The best place to start is understanding employee roles, resources, and access habits, Laxdal says. For example, financial workers should understand the specific risks to business accounts and social engineering attempts such as BEC scams that may target them. Development departments will have different risk areas to focus on; for example, their IP on hosted servers or malware hidden in public open-source libraries. HR, on the other hand, is dealing with PII (financial, banking, and healthcare information) that shouldn’t be shared over any channel, particularly given that anyone can impersonate a CEO and request files or transfers.

“All of these vectors are being used globally against information assets and are overwhelmingly credential-based attacks that are perpetrated through phishing. Users need to understand why and be part of that discussion with real-world examples,” Spitler explains. “Sit down with your employees, ask about their typical day and access requirements. And understand each functional area of the business so you can design controls and training for their business.”

His company uses Ninjio, which combines behavioral analytics with security awareness training done in an anime style that, he says, is made compelling and engaging by the use of real-world hacks to show users what could happen if a user takes a dangerous action. Nudge Security also deploys analytics to identify when users stray off their approved platforms, engages the user by asking questions, and even assists them to securely set up the new platform with two-factor authentication and other secure enablement.

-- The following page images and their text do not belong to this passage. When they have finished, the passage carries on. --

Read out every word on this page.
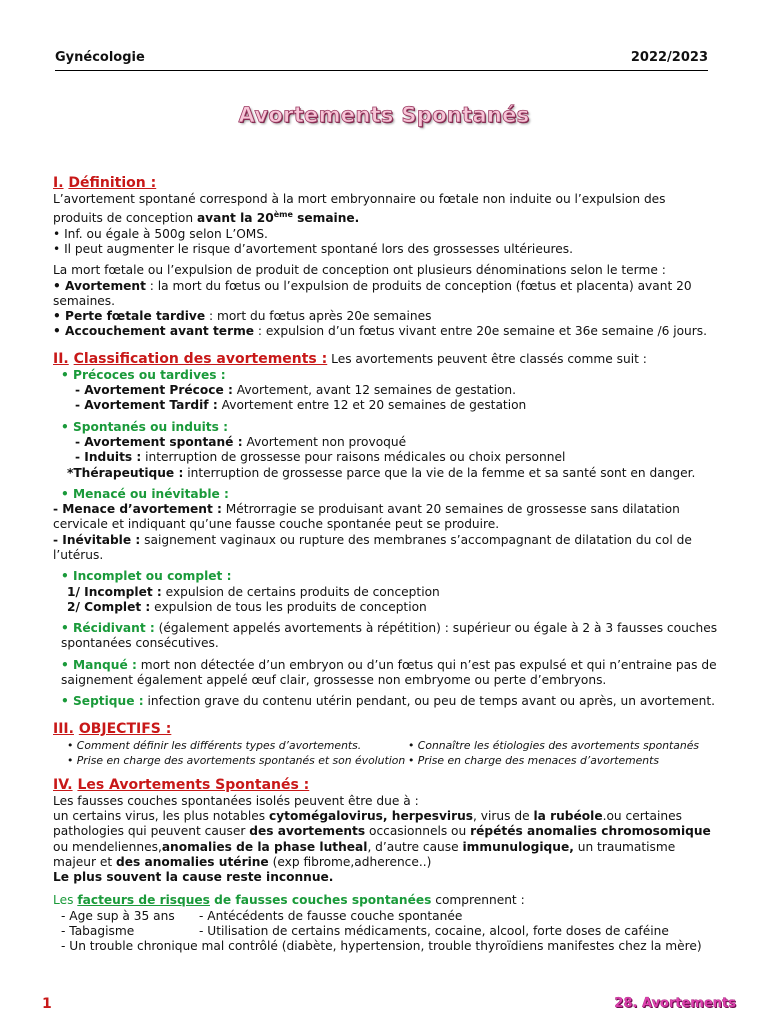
Gynécologie	2022/2023
Avortements Spontanés

I. Définition :

L’avortement spontané correspond à la mort embryonnaire ou fœtale non induite ou l’expulsion des produits de conception avant la 20ème semaine.

• Inf. ou égale à 500g selon L’OMS.

• Il peut augmenter le risque d’avortement spontané lors des grossesses ultérieures.

La mort fœtale ou l’expulsion de produit de conception ont plusieurs dénominations selon le terme :

• Avortement : la mort du fœtus ou l’expulsion de produits de conception (fœtus et placenta) avant 20 semaines.

• Perte fœtale tardive : mort du fœtus après 20e semaines

• Accouchement avant terme : expulsion d’un fœtus vivant entre 20e semaine et 36e semaine /6 jours.

II. Classification des avortements : Les avortements peuvent être classés comme suit :

• Précoces ou tardives :

- Avortement Précoce : Avortement, avant 12 semaines de gestation.

- Avortement Tardif : Avortement entre 12 et 20 semaines de gestation

• Spontanés ou induits :

- Avortement spontané : Avortement non provoqué

- Induits : interruption de grossesse pour raisons médicales ou choix personnel

*Thérapeutique : interruption de grossesse parce que la vie de la femme et sa santé sont en danger.

• Menacé ou inévitable :

- Menace d’avortement : Métrorragie se produisant avant 20 semaines de grossesse sans dilatation cervicale et indiquant qu’une fausse couche spontanée peut se produire.

- Inévitable : saignement vaginaux ou rupture des membranes s’accompagnant de dilatation du col de l’utérus.

• Incomplet ou complet :

1/ Incomplet : expulsion de certains produits de conception

2/ Complet : expulsion de tous les produits de conception

• Récidivant : (également appelés avortements à répétition) : supérieur ou égale à 2 à 3 fausses couches spontanées consécutives.

• Manqué : mort non détectée d’un embryon ou d’un fœtus qui n’est pas expulsé et qui n’entraine pas de saignement également appelé œuf clair, grossesse non embryome ou perte d’embryons.

• Septique : infection grave du contenu utérin pendant, ou peu de temps avant ou après, un avortement.

III. OBJECTIFS :

• Comment définir les différents types d’avortements.	• Connaître les étiologies des avortements spontanés
• Prise en charge des avortements spontanés et son évolution • Prise en charge des menaces d’avortements

IV. Les Avortements Spontanés :

Les fausses couches spontanées isolés peuvent être due à :

un certains virus, les plus notables cytomégalovirus, herpesvirus, virus de la rubéole.ou certaines pathologies qui peuvent causer des avortements occasionnels ou répétés anomalies chromosomique ou mendeliennes,anomalies de la phase lutheal, d’autre cause immunulogique, un traumatisme majeur et des anomalies utérine (exp fibrome,adherence..)

Le plus souvent la cause reste inconnue.

Les facteurs de risques de fausses couches spontanées comprennent :

- Age sup à 35 ans	- Antécédents de fausse couche spontanée
- Tabagisme	- Utilisation de certains médicaments, cocaine, alcool, forte doses de caféine

- Un trouble chronique mal contrôlé (diabète, hypertension, trouble thyroïdiens manifestes chez la mère)

1	28. Avortements
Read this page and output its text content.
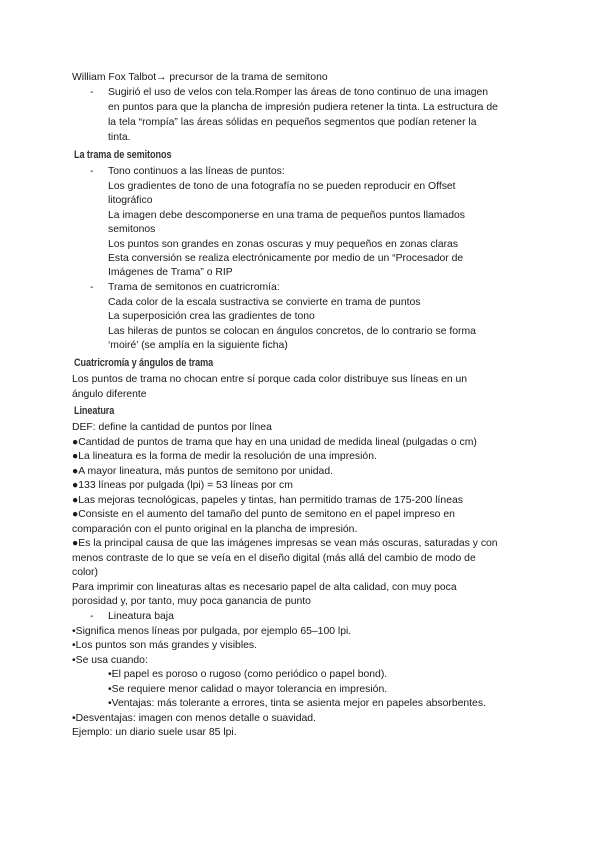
William Fox Talbot→ precursor de la trama de semitono
- Sugirió el uso de velos con tela.Romper las áreas de tono continuo de una imagen
en puntos para que la plancha de impresión pudiera retener la tinta. La estructura de
la tela “rompía” las áreas sólidas en pequeños segmentos que podían retener la
tinta.
La trama de semitonos
- Tono continuos a las líneas de puntos:
Los gradientes de tono de una fotografía no se pueden reproducir en Offset
litográfico
La imagen debe descomponerse en una trama de pequeños puntos llamados
semitonos
Los puntos son grandes en zonas oscuras y muy pequeños en zonas claras
Esta conversión se realiza electrónicamente por medio de un “Procesador de
Imágenes de Trama” o RIP
- Trama de semitonos en cuatricromía:
Cada color de la escala sustractiva se convierte en trama de puntos
La superposición crea las gradientes de tono
Las hileras de puntos se colocan en ángulos concretos, de lo contrario se forma
‘moiré’ (se amplía en la siguiente ficha)
Cuatricromía y ángulos de trama
Los puntos de trama no chocan entre sí porque cada color distribuye sus líneas en un
ángulo diferente
Lineatura
DEF: define la cantidad de puntos por línea
●Cantidad de puntos de trama que hay en una unidad de medida lineal (pulgadas o cm)
●La lineatura es la forma de medir la resolución de una impresión.
●A mayor lineatura, más puntos de semitono por unidad.
●133 líneas por pulgada (lpi) = 53 líneas por cm
●Las mejoras tecnológicas, papeles y tintas, han permitido tramas de 175-200 líneas
●Consiste en el aumento del tamaño del punto de semitono en el papel impreso en
comparación con el punto original en la plancha de impresión.
●Es la principal causa de que las imágenes impresas se vean más oscuras, saturadas y con
menos contraste de lo que se veía en el diseño digital (más allá del cambio de modo de
color)
Para imprimir con lineaturas altas es necesario papel de alta calidad, con muy poca
porosidad y, por tanto, muy poca ganancia de punto
- Lineatura baja
•Significa menos líneas por pulgada, por ejemplo 65–100 lpi.
•Los puntos son más grandes y visibles.
•Se usa cuando:
•El papel es poroso o rugoso (como periódico o papel bond).
•Se requiere menor calidad o mayor tolerancia en impresión.
•Ventajas: más tolerante a errores, tinta se asienta mejor en papeles absorbentes.
•Desventajas: imagen con menos detalle o suavidad.
Ejemplo: un diario suele usar 85 lpi.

“If you want happy, compliant workers, they need to have agency in their decisions and feel that they are trusted and respected by their organizations,” adds Kay. “Deliver messages that facilitate that feeling. Be transparent about the reasons for your programs. And don’t frustrate users by ordering them to do things they don’t understand.”

Trust degrades over time

But just what is trust? What do you base it on, and how do you apply that to users, asks Winn Schwartau, an early infowar and security awareness pioneer. “I trust them not to steal from me based on what criteria? I trust that they’ve got the best interest of my company, based on what? I trust them not to click on malicious links or attachments based upon what? Because I trained them? I’ve been in this business a long time and I can tell you training doesn’t move the bar as much as people would like to believe.”

Schwartau believes that user education and training should be part of a holistic security program that starts with critical asset identification physically and electronically, limiting user access to only those systems they need, and “detection-in-depth” monitoring for abuse. He suggests employing a high-speed OODA loop for examining user behavior and to align technical controls. 

This, he adds, can help determine a soft initial level of trust. But scammers and social engineers continue to hone their tactics, so CISOs need to adapt and uplevel their user education and technical controls. Over time, trust goes down and risk increases in any environment, which he mathematically details in his book Analogue Network Security. “In many ways, it’s a total paradox,” he adds. “Employees are your greatest asset. And yet, employees are also your weakest link.”